Apart from remission and relapse, another very important outcome of lupus nephritis is deterioration in renal function. In the first NIH study (9, 10), no differences in the risk of renal failure among patients in the different treatment arms could be demonstrated in the first 5 years. Differences were apparent only after 10 years, and IV pulse CYC was associated with the least risk (10%) at that time point. In the subsequent NIH studies, the 5-year cumulative risk of creatinine doubling was reported to be 5–20% after long-term pulse CYC (12 pulses in 24 months) treatment for severe lupus nephritis (13, 37). This is similar to our finding that the cumulative rates of creatinine doubling after sequential oral CYC and AZA were 8.4% and 18.2% at 5 years and 10 years, respectively, after cessation of CYC. Since patients with milder form of lupus nephritis were included in the NIH studies (12–41%), an underestimation of the risk of renal failure might be expected.

Ethnicity is an important determining factor for the prognosis of lupus nephritis. Proliferative lupus nephritis in African Americans is associated with a poor prognosis, with a 5- and 10-year renal survival rate of 52–58% and 0%, respectively (8, 23). The overall 5- and 10-year renal survival of southern Chinese patients with lupus nephritis was reported to be 92% and 81%, respectively, a rate which is comparable to that in most western series (5). A more recent prospective study revealed a 93% 5-year survival rate for our local southern Chinese SLE patients (44). This value is similar to the values reported in most major series of lupus patients during the 1990s (45). Thus, the prognosis of SLE in Chinese is not significantly different from that in Caucasians, and ethnicity per se is unlikely to be a major contributing factor to the renal outcome reported in the current study.

AZA, in conjunction with prednisone, has been shown in meta-analyses to be more effective than prednisone alone in reducing mortality and end-stage renal disease in patients with severe lupus nephritis (11, 46). Although there was a tendency toward lower efficacy of AZA when compared with CYC-containing regimens in the NIH studies (9, 10), the difference was not statistically significant, and there are no prospective trials directly comparing these 2 cytotoxic agents. A recent retrospective study described a 5-year renal survival rate of 92% in 26 patients with SLE and DPGN treated with prednisolone and AZA (up to 2.5 mg/kg/day for a median of 53 months) (47). Thus, AZA is likely to have therapeutic value of its own in lupus nephritis, and the efficacy of our sequential regimen in inducing and maintaining renal remission, as well as in preserving renal function, is likely the result of both CYC and AZA.

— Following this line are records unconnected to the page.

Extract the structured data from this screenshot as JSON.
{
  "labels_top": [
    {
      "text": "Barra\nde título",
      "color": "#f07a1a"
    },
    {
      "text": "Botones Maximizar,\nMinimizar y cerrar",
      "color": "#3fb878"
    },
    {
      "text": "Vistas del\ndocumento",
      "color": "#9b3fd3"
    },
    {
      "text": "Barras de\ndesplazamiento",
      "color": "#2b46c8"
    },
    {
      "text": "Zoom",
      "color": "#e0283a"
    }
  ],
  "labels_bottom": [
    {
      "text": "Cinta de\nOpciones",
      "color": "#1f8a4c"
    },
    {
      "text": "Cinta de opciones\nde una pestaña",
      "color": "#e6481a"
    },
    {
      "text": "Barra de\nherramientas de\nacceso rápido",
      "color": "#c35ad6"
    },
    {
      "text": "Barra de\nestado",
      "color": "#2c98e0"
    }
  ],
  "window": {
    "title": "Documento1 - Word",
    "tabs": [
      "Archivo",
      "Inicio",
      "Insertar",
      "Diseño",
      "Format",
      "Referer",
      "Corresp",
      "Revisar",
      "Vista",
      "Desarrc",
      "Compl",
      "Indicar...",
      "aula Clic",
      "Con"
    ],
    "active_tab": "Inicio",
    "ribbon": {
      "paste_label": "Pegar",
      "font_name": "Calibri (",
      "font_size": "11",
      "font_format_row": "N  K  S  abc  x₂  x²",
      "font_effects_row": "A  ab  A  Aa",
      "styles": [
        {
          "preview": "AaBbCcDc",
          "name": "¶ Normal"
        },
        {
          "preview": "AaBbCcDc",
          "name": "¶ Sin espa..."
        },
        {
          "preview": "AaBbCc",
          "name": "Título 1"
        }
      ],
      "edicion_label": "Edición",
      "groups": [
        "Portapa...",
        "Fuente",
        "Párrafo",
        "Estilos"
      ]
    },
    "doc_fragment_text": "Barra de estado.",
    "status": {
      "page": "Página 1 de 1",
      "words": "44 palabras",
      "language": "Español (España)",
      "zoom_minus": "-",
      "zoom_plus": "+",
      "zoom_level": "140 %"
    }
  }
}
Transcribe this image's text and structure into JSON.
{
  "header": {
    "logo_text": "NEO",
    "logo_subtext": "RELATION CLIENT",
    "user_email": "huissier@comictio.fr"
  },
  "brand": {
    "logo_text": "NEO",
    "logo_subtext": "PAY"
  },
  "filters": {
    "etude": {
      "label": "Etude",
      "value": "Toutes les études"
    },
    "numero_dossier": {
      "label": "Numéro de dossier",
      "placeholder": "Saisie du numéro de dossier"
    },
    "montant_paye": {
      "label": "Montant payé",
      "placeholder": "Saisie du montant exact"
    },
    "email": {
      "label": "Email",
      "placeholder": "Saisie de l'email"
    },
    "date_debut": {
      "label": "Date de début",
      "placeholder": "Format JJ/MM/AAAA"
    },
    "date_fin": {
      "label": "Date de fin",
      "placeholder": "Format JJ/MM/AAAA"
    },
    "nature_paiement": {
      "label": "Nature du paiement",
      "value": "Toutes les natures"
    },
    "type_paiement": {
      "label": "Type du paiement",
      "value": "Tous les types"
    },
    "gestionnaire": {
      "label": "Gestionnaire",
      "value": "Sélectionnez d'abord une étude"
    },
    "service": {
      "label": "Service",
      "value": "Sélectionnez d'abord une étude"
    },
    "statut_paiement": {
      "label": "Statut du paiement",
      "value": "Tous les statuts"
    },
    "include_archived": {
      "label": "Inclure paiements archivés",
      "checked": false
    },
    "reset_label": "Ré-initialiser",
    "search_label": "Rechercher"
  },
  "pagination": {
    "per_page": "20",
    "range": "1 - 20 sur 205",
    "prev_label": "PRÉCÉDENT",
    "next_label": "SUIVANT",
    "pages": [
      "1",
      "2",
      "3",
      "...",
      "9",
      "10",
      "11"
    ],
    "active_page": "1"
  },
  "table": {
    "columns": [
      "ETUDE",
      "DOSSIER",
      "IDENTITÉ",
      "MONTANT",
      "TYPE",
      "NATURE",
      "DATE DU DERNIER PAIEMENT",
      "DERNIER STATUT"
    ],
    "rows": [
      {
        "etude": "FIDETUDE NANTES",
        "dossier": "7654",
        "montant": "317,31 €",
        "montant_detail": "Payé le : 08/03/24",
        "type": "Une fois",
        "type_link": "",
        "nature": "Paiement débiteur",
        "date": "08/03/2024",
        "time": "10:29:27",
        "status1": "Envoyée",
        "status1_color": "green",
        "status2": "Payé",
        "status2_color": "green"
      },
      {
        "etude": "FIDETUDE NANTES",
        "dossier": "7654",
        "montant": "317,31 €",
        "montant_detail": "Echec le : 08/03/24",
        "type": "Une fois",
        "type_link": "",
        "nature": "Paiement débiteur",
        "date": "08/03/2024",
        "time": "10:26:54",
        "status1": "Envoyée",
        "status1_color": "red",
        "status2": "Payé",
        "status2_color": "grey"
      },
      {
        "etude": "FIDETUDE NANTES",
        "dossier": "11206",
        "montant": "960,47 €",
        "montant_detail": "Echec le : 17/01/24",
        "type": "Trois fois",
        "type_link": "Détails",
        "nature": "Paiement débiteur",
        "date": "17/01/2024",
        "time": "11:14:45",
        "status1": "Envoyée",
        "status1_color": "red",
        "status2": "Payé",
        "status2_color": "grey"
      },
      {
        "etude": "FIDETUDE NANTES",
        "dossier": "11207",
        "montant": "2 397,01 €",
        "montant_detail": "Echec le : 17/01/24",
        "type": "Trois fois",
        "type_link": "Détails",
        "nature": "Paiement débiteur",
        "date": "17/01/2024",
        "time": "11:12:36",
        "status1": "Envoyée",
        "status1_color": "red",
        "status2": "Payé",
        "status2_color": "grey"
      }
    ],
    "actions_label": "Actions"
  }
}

Finally, the initial dosage, route, and duration of steroid used in different treatment protocols may also influence renal outcome. The initial dosage (1 mg/kg/ day) and duration (8–10 weeks) of prednisone used in our study are slightly higher than those used in other studies in which oral steroid treatment was given (0.5–1 mg/kg of prednisone per day for 4–8 weeks) (9, 10, 40). This more-intensive steroid regimen may, to some extent, contribute to a better remission rate.

In summary, our study has shown that a sequential regimen of oral CYC followed by AZA appears to be effective in the treatment of DPGN in patients with SLE, with 89% of patients achieving renal remission after initial treatment. Two-thirds of the patients remained in renal remission after 5 years, and four-fifths had stable renal function after 10 years. Although the reported rates of renal remission and end-stage renal failure were comparable to those described in the NIH studies, the lack of a control arm in our study makes direct comparison impossible and interpretation difficult. Moreover, the initial use of a slightly higher dosage and a longer duration of oral steroid may also influence the renal outcome to some extent. Nevertheless, with the use of a lower daily dose and shorter duration of CYC, the occurrence of serious toxicities such as major infection was not excessively high.